Redding sprawls out from the crossroads of I-5 (north-south) and Hwy 299 (east-west). With a metropolitan area population of more than 175,000, Redding offers all the amenities of a modern California city. A variety of restaurants, dozens of first class accommodations and a host of other businesses make Redding bustle with life. It has a robust nightlife. Major performers are often in town for concerts at the Civic Center, Cascade Theatre, the Anderson Fairgrounds, or one of the local casinos. Community theatre and movies are first rate. Shopping opportunities abound in Redding. The city also offers tons of fun activities for families and kids.
The city’s Sundial Bridge, a stunning architectural landmark and working sundial (for several hours a day, anyway), serves as a pedestrian walkway that leads to the ever-expanding 300-acre Turtle Bay Exploration Park. The city is also home to the Sacramento River Trail, a great place to take a walk or ride a bike, and one that also provides an educational stroll through Redding’s history. Along its almost 4-mile length (out of a total of well over 200 miles of walking and bicycling trails in Redding), point-of-interest markers reveal fascinating details about the journeys of the pioneers, mountain men and gold miners who traveled it.

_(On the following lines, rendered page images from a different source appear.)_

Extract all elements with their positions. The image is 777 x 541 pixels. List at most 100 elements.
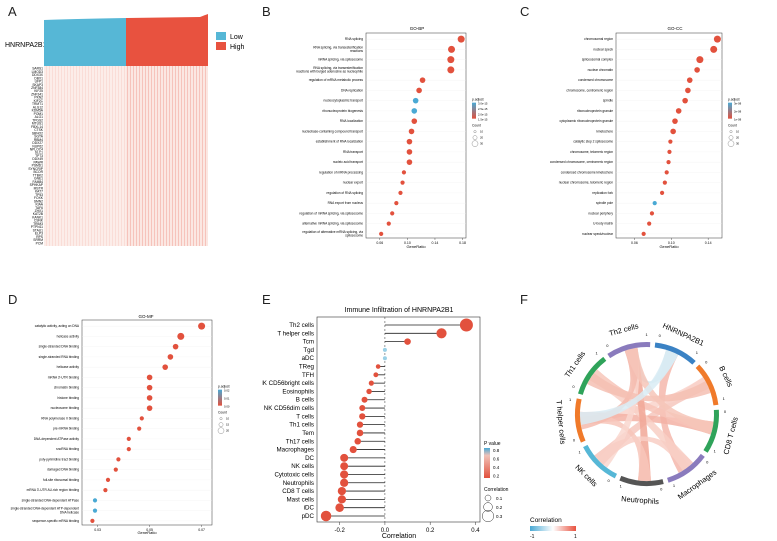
immune-cell-label: NK cells — [291, 463, 314, 470]
go-bp-legend-value: 2.5e-15 — [478, 107, 488, 111]
go-cc-term-label: cytoplasmic ribonucleoprotein granule — [559, 119, 613, 123]
go-mf-dot — [90, 518, 95, 523]
immune-cell-label: Macrophages — [277, 447, 315, 454]
go-cc-term-label: condensed chromosome, centromeric region — [550, 160, 613, 164]
go-cc-count-value: 20 — [736, 136, 740, 140]
go-bp-legend-gradient — [472, 102, 476, 119]
legend-low-swatch — [216, 32, 226, 40]
go-bp-dot — [411, 118, 418, 124]
immune-cell-label: iDC — [304, 505, 315, 512]
go-mf-dot — [146, 395, 153, 401]
go-cc-dot — [652, 201, 657, 206]
immune-dot — [436, 328, 447, 339]
immune-dot — [337, 486, 347, 496]
go-mf-term-label: poly-pyrimidine tract binding — [39, 457, 79, 461]
go-mf-plot-frame — [81, 319, 213, 526]
immune-dot — [359, 405, 366, 412]
go-bp-term-label: RNA splicing, via transesterification rea… — [296, 66, 363, 74]
go-bp-count-value: 30 — [480, 142, 484, 146]
go-bp-dot — [419, 77, 426, 83]
immune-corr-value: 0.2 — [496, 505, 503, 510]
go-bp-term-label: nucleocytoplasmic transport — [323, 99, 363, 103]
go-bp-legend-value: 1.5e-15 — [478, 118, 488, 122]
immune-pvalue-value: 0.4 — [493, 465, 500, 470]
heatmap-row-label: SBNO2 — [32, 131, 43, 135]
go-mf-xtick-label: 0.03 — [94, 528, 101, 532]
heatmap-row-label: ZHX1 — [35, 209, 44, 213]
go-cc-legend-gradient — [728, 102, 732, 119]
chord-tick-label: 0 — [660, 487, 663, 492]
go-cc-dot — [685, 87, 691, 94]
go-cc-dot — [694, 67, 700, 73]
heatmap-row-label: RBM4 — [34, 138, 43, 142]
heatmap-row-label: NUP62 — [32, 144, 43, 148]
go-bp-term-label: nucleic acid transport — [333, 160, 363, 164]
go-mf-term-label: single-stranded DNA binding — [39, 345, 80, 349]
chord-tick-label: 1 — [696, 350, 699, 355]
go-bp-term-label: regulation of mRNA splicing, via spliceo… — [299, 211, 363, 215]
go-mf-dot — [137, 426, 142, 431]
go-bp-term-label: RNA splicing — [345, 37, 363, 41]
go-cc-dot — [713, 35, 721, 43]
go-bp-xtick-label: 0.18 — [459, 241, 466, 245]
heatmap-row-label: TRMT1 — [32, 102, 43, 106]
go-mf-legend-title: p.adjust — [218, 385, 230, 389]
immune-pvalue-value: 0.8 — [493, 448, 500, 453]
go-cc-dotplot: GO-CC 0.06 0.10 0.14 chromosomal region nucl… — [550, 26, 742, 249]
go-bp-term-label: ribonucleoprotein biogenesis — [322, 109, 363, 113]
chord-sector-label: Th1 cells — [563, 349, 588, 379]
go-bp-count-value: 10 — [480, 130, 484, 134]
go-mf-term-label: single-stranded DNA-dependent ATP-depend… — [11, 507, 80, 515]
immune-cell-label: CD8 T cells — [282, 488, 314, 495]
heatmap-row-label: TAF6 — [35, 206, 43, 210]
heatmap-row-label: SMN2 — [34, 199, 43, 203]
immune-dot — [373, 372, 379, 378]
heatmap-row-label: KAT2B — [33, 212, 44, 216]
go-cc-dot — [686, 77, 693, 83]
immune-xlabel: Correlation — [382, 533, 416, 540]
immune-cell-label: Tcm — [303, 339, 314, 346]
immune-pvalue-value: 0.2 — [493, 474, 500, 479]
immune-dot — [340, 478, 349, 487]
chord-sector-arc — [654, 342, 696, 365]
go-bp-term-label: RNA localization — [340, 119, 363, 123]
immune-dot — [356, 429, 364, 437]
heatmap-row-label: SRRM — [33, 238, 43, 242]
go-mf-dot — [172, 343, 179, 350]
go-mf-dot — [146, 384, 153, 391]
immune-dot — [382, 356, 387, 361]
panel-letter-c: C — [520, 4, 530, 19]
go-cc-term-label: chromosome, centromeric region — [566, 88, 613, 92]
immune-xtick-label: -0.2 — [334, 528, 345, 534]
heatmap-row-label: PCM — [36, 241, 44, 245]
go-bp-count-circle — [473, 130, 477, 133]
heatmap-row-label: TRIM3 — [33, 222, 43, 226]
go-cc-term-label: ribonucleoprotein granule — [577, 109, 613, 113]
legend-low-label: Low — [230, 34, 244, 41]
heatmap-low-bar — [44, 18, 126, 66]
go-bp-term-label: RNA transport — [343, 150, 363, 154]
go-mf-dot — [162, 364, 168, 370]
immune-dot — [375, 364, 381, 369]
heatmap-row-label: CSNK — [34, 219, 44, 223]
chord-tick-label: 0 — [606, 343, 609, 348]
chord-tick-label: 0 — [572, 384, 575, 389]
chord-legend-max: 1 — [574, 534, 577, 540]
chord-tick-label: 0 — [724, 409, 727, 414]
chord-tick-label: 1 — [673, 483, 676, 488]
go-cc-term-label: nuclear speck — [593, 47, 613, 51]
go-cc-plot-frame — [615, 32, 723, 239]
immune-dot — [337, 495, 347, 504]
immune-cell-label: Neutrophils — [283, 480, 314, 487]
chord-ribbon — [624, 347, 714, 435]
go-mf-dotplot: GO-MF 0.03 0.05 0.07 catalytic activity, ac… — [11, 314, 230, 535]
go-cc-dot — [682, 97, 688, 104]
go-bp-xtick-label: 0.14 — [432, 241, 439, 245]
heatmap-row-label: TPGS2 — [32, 118, 43, 122]
go-cc-dot — [662, 180, 667, 185]
go-bp-term-label: nucleobase-containing compound transport — [302, 129, 363, 133]
immune-dot — [354, 437, 362, 445]
immune-corr-title: Correlation — [484, 487, 509, 493]
immune-lollipop-chart: Immune Infiltration of HNRNPA2B1 -0.2 0.0… — [262, 307, 509, 540]
immune-pvalue-gradient — [484, 448, 490, 478]
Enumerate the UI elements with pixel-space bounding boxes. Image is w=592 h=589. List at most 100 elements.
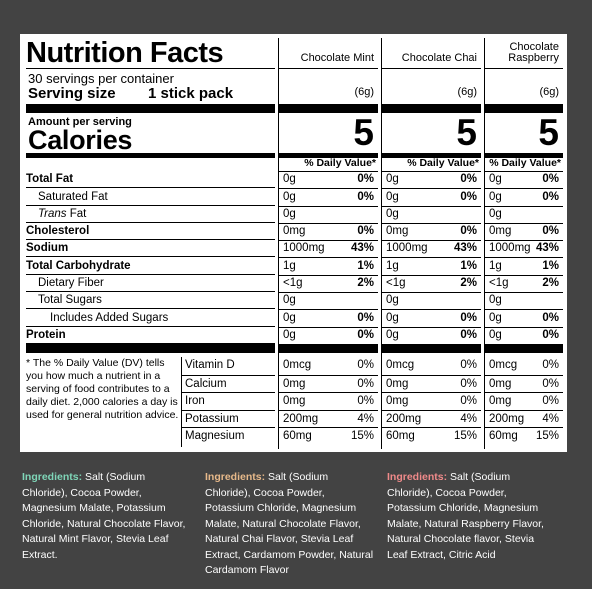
vitamin-value-row: 0mg 0% [279,392,378,410]
nutrient-row: Trans Fat [26,206,275,223]
nutrient-label: Total Fat [26,173,74,185]
vitamin-daily-value: 0% [460,395,477,407]
calories-value: 5 [456,112,477,153]
nutrient-daily-value: 43% [350,242,374,254]
nutrient-row: Total Carbohydrate [26,258,275,275]
ingredients-block: Ingredients: Salt (Sodium Chloride), Coc… [205,470,375,579]
ingredients-label: Ingredients: [205,471,266,483]
nutrient-daily-value: 0% [460,173,477,185]
calories-label: Calories [28,125,133,155]
medium-divider [26,153,275,158]
nutrient-value-row: 0g 0% [279,171,378,189]
nutrient-row: Total Sugars [26,292,275,309]
ingredients-text: Salt (Sodium Chloride), Cocoa Powder, Po… [387,471,544,561]
nutrient-amount: 0g [386,191,399,203]
nutrient-row: Protein [26,327,275,344]
nutrient-value-row: 0g 0% [279,327,378,345]
vitamin-value-row: 0mg 0% [382,375,481,393]
nutrient-value-row: 0g [279,206,378,224]
divider [279,68,378,69]
vitamin-amount: 0mg [283,395,306,407]
vitamin-value-row: 0mg 0% [382,392,481,410]
vitamin-label: Iron [185,395,205,407]
thick-divider [279,344,378,353]
medium-divider [279,153,378,158]
divider [279,171,378,172]
vitamin-value-row: 0mg 0% [279,375,378,393]
nutrient-daily-value: 0% [357,191,374,203]
nutrient-value-row: 0mg 0% [279,223,378,241]
nutrient-daily-value: 0% [460,191,477,203]
vitamin-amount: 0mcg [489,359,518,371]
serving-size-value: 1 stick pack [148,85,234,102]
nutrient-value-row: <1g 2% [382,275,481,293]
nutrient-value-row: <1g 2% [279,275,378,293]
vitamin-value-row: 0mg 0% [485,392,563,410]
nutrient-row: Includes Added Sugars [26,310,275,327]
thick-divider [382,104,481,113]
thick-divider [279,104,378,113]
nutrient-value-row: 1g 1% [382,258,481,276]
nutrient-value-row: 0g [279,292,378,310]
divider [26,68,275,69]
nutrient-value-row: 0g 0% [279,310,378,328]
vitamin-amount: 0mg [386,378,409,390]
nutrient-value-row: 1000mg 43% [382,240,481,258]
nutrient-daily-value: 1% [357,260,374,272]
ingredients-label: Ingredients: [22,471,83,483]
vitamin-value-row: 0mcg 0% [382,357,481,374]
nutrient-value-row: 0g 0% [279,189,378,207]
serving-grams: (6g) [457,86,477,98]
nutrient-value-row: 1000mg 43% [485,240,563,258]
nutrient-amount: <1g [283,277,303,289]
nutrient-value-row: 0g 0% [485,327,563,345]
nutrient-value-row: 0mg 0% [382,223,481,241]
vitamin-value-row: 200mg 4% [382,410,481,428]
nutrient-amount: 0mg [489,225,512,237]
medium-divider [485,153,563,158]
nutrient-amount: 0g [283,312,296,324]
nutrient-amount: 0g [489,191,502,203]
vitamin-label: Potassium [185,413,239,425]
nutrient-daily-value: 0% [542,173,559,185]
vitamin-daily-value: 0% [357,378,374,390]
nutrient-value-row: 0g 0% [382,310,481,328]
nutrient-value-row: 0mg 0% [485,223,563,241]
nutrient-value-row: 0g [382,206,481,224]
nutrient-daily-value: 0% [542,225,559,237]
nutrient-label: Trans Fat [38,208,87,220]
nutrient-value-row: 0g 0% [382,327,481,345]
nutrient-daily-value: 0% [460,312,477,324]
vitamin-row: Magnesium [181,427,275,445]
vitamin-value-row: 60mg 15% [485,427,563,445]
nutrient-daily-value: 0% [357,225,374,237]
nutrient-daily-value: 1% [460,260,477,272]
nutrient-amount: 0mg [283,225,306,237]
nutrient-value-row: 0g 0% [485,171,563,189]
nutrient-amount: 0g [489,312,502,324]
nutrition-panel: Nutrition Facts 30 servings per containe… [20,34,567,452]
daily-value-footnote: * The % Daily Value (DV) tells you how m… [26,357,179,421]
column-divider [381,38,382,449]
calories-value: 5 [353,112,374,153]
nutrient-label: Dietary Fiber [38,277,104,289]
vitamin-value-row: 60mg 15% [382,427,481,445]
nutrient-daily-value: 43% [535,242,559,254]
nutrient-daily-value: 0% [357,312,374,324]
vitamin-daily-value: 0% [542,359,559,371]
vitamin-label: Calcium [185,378,227,390]
footnote-divider [181,357,182,447]
vitamin-daily-value: 15% [350,430,374,442]
vitamin-daily-value: 15% [453,430,477,442]
nutrition-facts-title: Nutrition Facts [26,37,224,69]
vitamin-daily-value: 0% [460,378,477,390]
nutrient-amount: 0g [386,329,399,341]
vitamin-amount: 60mg [283,430,312,442]
ingredients-block: Ingredients: Salt (Sodium Chloride), Coc… [387,470,557,563]
divider [382,68,481,69]
flavor-name: Chocolate Raspberry [508,41,559,64]
nutrient-amount: <1g [489,277,509,289]
nutrient-amount: 0g [489,329,502,341]
vitamin-value-row: 0mcg 0% [485,357,563,374]
nutrient-amount: 0g [489,208,502,220]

Redding was founded by miners during the 19th century, but played second fiddle to nearby Shasta City until the railroad came through and built its terminus in Redding in 1872. Railroad baron and former California governor Leland Stanford explained that Shasta was “3 miles too far west with 400 ft. too much altitude” to be selected for the train station. Shasta City became a fascinating ghost town and California state park, but Redding flourished and today is bursting with life. After the Gold Rush subsided, Redding’s main industry became lumber. Currently, Redding’s two biggest industries are the medical and legal fields.